How to structure EO data for ML workflows
2019-06-25, 09:45–10:15, Room 1

The availability of open Earth observation (EO) data represents an unprecedented resource for many EO applications. The value hidden within an open access satellite imagery can not only be revealed by looking at spatial context but also by taking into account the temporal evolution of a pixel or an area within an image. We found available data structures not best suited for an automatic extraction of complex patterns in such spatio-temporal data. In this talk we will present lessons learned dealing with optical imagery from Sentinel-2 satellite with a five-day global revisit time. The value extraction pipelines relying on other external machine learning and deep learning frameworks are streamlined with the eo-learn library in which an EOPatch plays a central role as a data container.

eo-learn is a collection of open source Python packages that makes extraction of valuable information from satellite imagery as easy as defining a sequence of operations to be performed on satellite imagery. It acts as a bridge between the EO and remote sensing (RS) fields and the Python ecosystem for data science and machine learning, making an easier entry into the field of RS for non-experts and simultaneously bringing the state-of-the-art tools for computer vision, machine learning, and deep learning existing in Python ecosystem to the RS experts.

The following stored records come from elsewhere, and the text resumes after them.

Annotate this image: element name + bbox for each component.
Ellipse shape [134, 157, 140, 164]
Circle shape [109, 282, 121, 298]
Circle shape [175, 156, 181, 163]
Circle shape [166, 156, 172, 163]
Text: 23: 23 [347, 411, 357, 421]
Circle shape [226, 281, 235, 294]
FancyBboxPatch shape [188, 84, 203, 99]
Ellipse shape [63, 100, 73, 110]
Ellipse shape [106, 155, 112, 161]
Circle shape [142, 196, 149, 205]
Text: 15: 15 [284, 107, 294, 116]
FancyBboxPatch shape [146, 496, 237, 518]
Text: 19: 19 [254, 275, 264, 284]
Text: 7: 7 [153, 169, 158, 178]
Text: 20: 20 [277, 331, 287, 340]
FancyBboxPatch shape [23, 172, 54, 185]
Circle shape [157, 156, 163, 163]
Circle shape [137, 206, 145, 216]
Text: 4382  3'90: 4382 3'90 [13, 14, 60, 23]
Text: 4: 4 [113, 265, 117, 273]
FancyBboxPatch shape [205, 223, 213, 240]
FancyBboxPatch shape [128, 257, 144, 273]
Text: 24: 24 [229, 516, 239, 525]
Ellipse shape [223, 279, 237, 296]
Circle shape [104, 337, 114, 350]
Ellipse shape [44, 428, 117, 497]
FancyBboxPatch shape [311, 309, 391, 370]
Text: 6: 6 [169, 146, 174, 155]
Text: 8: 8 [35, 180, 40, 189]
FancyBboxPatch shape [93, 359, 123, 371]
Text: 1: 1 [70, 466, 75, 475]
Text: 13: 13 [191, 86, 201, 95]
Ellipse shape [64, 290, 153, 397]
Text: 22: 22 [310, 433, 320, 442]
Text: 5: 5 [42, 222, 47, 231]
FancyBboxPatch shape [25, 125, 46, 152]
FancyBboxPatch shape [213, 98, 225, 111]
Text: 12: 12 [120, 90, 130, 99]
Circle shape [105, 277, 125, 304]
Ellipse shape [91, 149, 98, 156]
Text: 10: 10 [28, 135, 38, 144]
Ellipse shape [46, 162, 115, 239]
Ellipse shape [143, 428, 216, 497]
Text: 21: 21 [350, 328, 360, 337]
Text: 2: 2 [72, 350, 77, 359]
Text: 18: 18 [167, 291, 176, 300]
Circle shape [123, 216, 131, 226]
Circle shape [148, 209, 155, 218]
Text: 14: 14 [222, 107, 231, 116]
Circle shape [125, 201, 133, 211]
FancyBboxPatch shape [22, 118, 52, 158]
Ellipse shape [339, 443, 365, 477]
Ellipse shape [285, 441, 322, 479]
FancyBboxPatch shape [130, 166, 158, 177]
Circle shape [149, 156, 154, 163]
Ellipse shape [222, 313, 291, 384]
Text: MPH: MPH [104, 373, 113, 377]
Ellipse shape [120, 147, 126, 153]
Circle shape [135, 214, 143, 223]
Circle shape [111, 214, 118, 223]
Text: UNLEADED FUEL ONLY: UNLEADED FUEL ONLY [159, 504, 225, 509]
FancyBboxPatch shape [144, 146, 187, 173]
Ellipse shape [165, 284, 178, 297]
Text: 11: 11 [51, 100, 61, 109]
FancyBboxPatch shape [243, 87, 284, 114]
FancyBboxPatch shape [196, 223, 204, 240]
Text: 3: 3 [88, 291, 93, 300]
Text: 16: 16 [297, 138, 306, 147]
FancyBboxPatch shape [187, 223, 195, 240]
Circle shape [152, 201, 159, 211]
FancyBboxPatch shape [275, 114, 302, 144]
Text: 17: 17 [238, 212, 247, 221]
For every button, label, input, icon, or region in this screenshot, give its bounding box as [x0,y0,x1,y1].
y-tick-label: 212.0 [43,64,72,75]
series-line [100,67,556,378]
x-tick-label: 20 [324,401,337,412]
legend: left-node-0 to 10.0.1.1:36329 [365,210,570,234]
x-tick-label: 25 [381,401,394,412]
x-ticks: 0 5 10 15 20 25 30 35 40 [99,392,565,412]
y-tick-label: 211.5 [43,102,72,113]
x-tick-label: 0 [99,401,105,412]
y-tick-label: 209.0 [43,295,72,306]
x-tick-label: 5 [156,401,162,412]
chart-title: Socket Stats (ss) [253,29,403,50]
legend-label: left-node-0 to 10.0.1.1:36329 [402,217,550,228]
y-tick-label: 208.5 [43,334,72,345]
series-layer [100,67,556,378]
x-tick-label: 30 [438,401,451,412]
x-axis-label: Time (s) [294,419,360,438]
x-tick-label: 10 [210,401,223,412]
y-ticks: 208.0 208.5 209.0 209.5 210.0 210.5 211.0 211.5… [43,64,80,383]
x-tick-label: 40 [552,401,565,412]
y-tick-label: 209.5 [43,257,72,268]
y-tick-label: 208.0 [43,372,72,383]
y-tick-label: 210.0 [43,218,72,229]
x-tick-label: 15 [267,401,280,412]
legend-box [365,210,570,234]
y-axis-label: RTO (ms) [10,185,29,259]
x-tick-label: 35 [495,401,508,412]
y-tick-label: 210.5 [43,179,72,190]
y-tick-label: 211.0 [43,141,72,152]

We will present how we leverage NumPy arrays to store and handle RS data, and GeoPandas for vector and attribute data in data containers called EOPatches, as well as what are the benefits and what problems did we run into with our typical usecases. Comparison with formats, optimised for cloud-based access (e.g. netcdf, cloud-optimised geotiff) will be presented. We will show how Land Cover prediction on a (small) country level can be implemented on your laptop and then scaled to run on a cluster, splitting the area into a grid of EOPatches and using EOExecutor to handle execution and monitoring of the workflow. Future design and improvements of eo-learn, particularly regarding the EOPatch structure, will also be discussed.